🤖 AI Summary
This work addresses unsupervised video instance segmentation (UVIS). We propose a three-stage self-supervised framework: (1) fusing image and optical flow features to construct a pixel-wise affinity graph for generating initial pseudo-instance masks; (2) enforcing temporal consistency across frames via optical-flow-guided dynamic mask matching to form high-quality short video clips; and (3) performing pseudo-label distillation and end-to-end model training on YouTubeVIS-2021. To our knowledge, this is the first large-scale pseudo-label video dataset specifically designed for UVIS. Our key innovations lie in optical-flow-guided feature affinity modeling and cross-frame mask temporal matching.

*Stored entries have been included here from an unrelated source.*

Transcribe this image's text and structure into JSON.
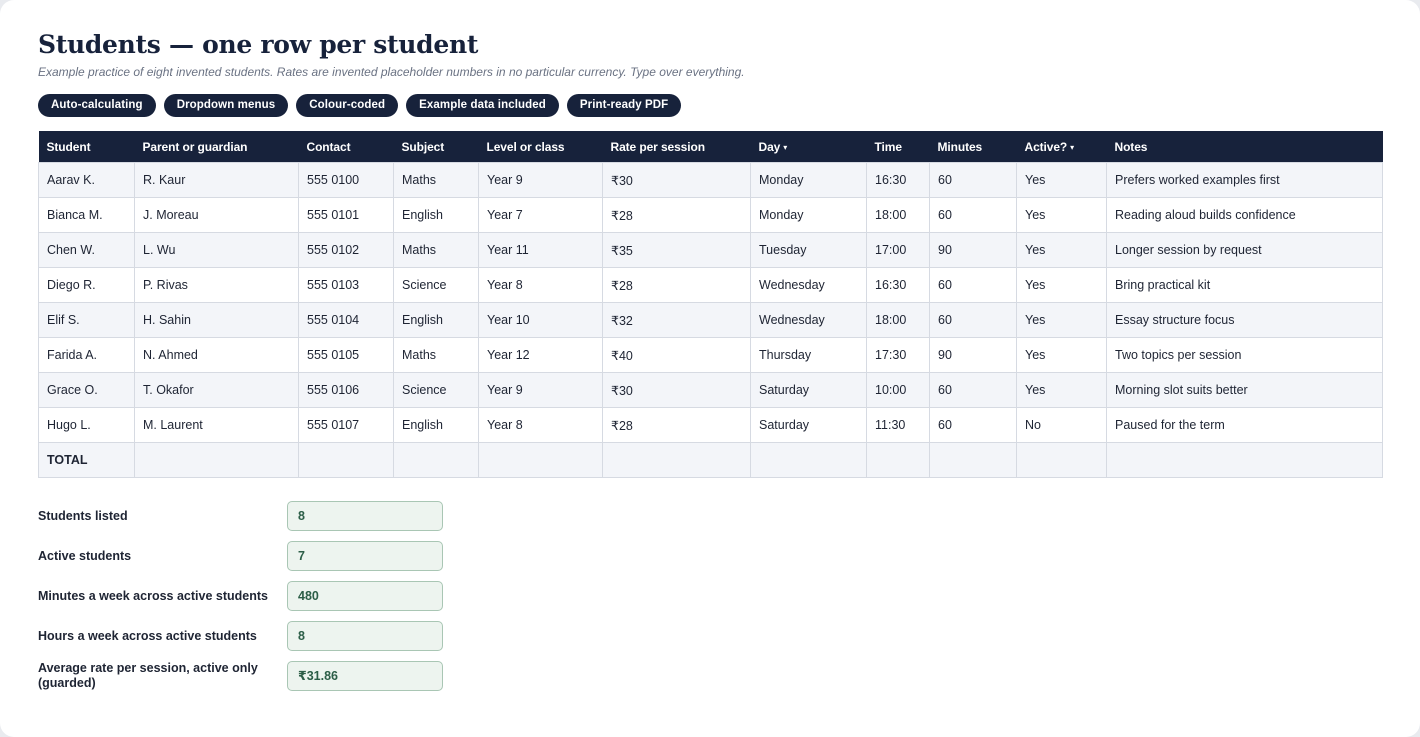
{
  "header": {
    "title": "Students — one row per student",
    "subtitle": "Example practice of eight invented students. Rates are invented placeholder numbers in no particular currency. Type over everything."
  },
  "chips": [
    "Auto-calculating",
    "Dropdown menus",
    "Colour-coded",
    "Example data included",
    "Print-ready PDF"
  ],
  "table": {
    "columns": [
      "Student",
      "Parent or guardian",
      "Contact",
      "Subject",
      "Level or class",
      "Rate per session",
      "Day",
      "Time",
      "Minutes",
      "Active?",
      "Notes"
    ],
    "dropdown_caret": "▾",
    "rows": [
      [
        "Aarav K.",
        "R. Kaur",
        "555 0100",
        "Maths",
        "Year 9",
        "₹30",
        "Monday",
        "16:30",
        "60",
        "Yes",
        "Prefers worked examples first"
      ],
      [
        "Bianca M.",
        "J. Moreau",
        "555 0101",
        "English",
        "Year 7",
        "₹28",
        "Monday",
        "18:00",
        "60",
        "Yes",
        "Reading aloud builds confidence"
      ],
      [
        "Chen W.",
        "L. Wu",
        "555 0102",
        "Maths",
        "Year 11",
        "₹35",
        "Tuesday",
        "17:00",
        "90",
        "Yes",
        "Longer session by request"
      ],
      [
        "Diego R.",
        "P. Rivas",
        "555 0103",
        "Science",
        "Year 8",
        "₹28",
        "Wednesday",
        "16:30",
        "60",
        "Yes",
        "Bring practical kit"
      ],
      [
        "Elif S.",
        "H. Sahin",
        "555 0104",
        "English",
        "Year 10",
        "₹32",
        "Wednesday",
        "18:00",
        "60",
        "Yes",
        "Essay structure focus"
      ],
      [
        "Farida A.",
        "N. Ahmed",
        "555 0105",
        "Maths",
        "Year 12",
        "₹40",
        "Thursday",
        "17:30",
        "90",
        "Yes",
        "Two topics per session"
      ],
      [
        "Grace O.",
        "T. Okafor",
        "555 0106",
        "Science",
        "Year 9",
        "₹30",
        "Saturday",
        "10:00",
        "60",
        "Yes",
        "Morning slot suits better"
      ],
      [
        "Hugo L.",
        "M. Laurent",
        "555 0107",
        "English",
        "Year 8",
        "₹28",
        "Saturday",
        "11:30",
        "60",
        "No",
        "Paused for the term"
      ]
    ],
    "total_label": "TOTAL"
  },
  "summary": [
    {
      "label": "Students listed",
      "value": "8"
    },
    {
      "label": "Active students",
      "value": "7"
    },
    {
      "label": "Minutes a week across active students",
      "value": "480"
    },
    {
      "label": "Hours a week across active students",
      "value": "8"
    },
    {
      "label": "Average rate per session, active only (guarded)",
      "value": "₹31.86"
    }
  ],
  "colors": {
    "navy": "#17223b",
    "summary_fill": "#edf4ef",
    "summary_text": "#2c5e47"
  }
}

Extensive experiments demonstrate state-of-the-art performance on YouTubeVIS-2019/2021, DAVIS-2017, and DAVIS-2017 Motion benchmarks.
📝 Abstract
We propose FlowCut, a simple and capable method for unsupervised video instance segmentation consisting of a three-stage framework to construct a high-quality video dataset with pseudo labels. To our knowledge, our work is the first attempt to curate a video dataset with pseudo-labels for unsupervised video instance segmentation. In the first stage, we generate pseudo-instance masks by exploiting the affinities of features from both images and optical flows. In the second stage, we construct short video segments containing high-quality, consistent pseudo-instance masks by temporally matching them across the frames. In the third stage, we use the YouTubeVIS-2021 video dataset to extract our training instance segmentation set, and then train a video segmentation model. FlowCut achieves state-of-the-art performance on the YouTubeVIS-2019, YouTubeVIS-2021, DAVIS-2017, and DAVIS-2017 Motion benchmarks.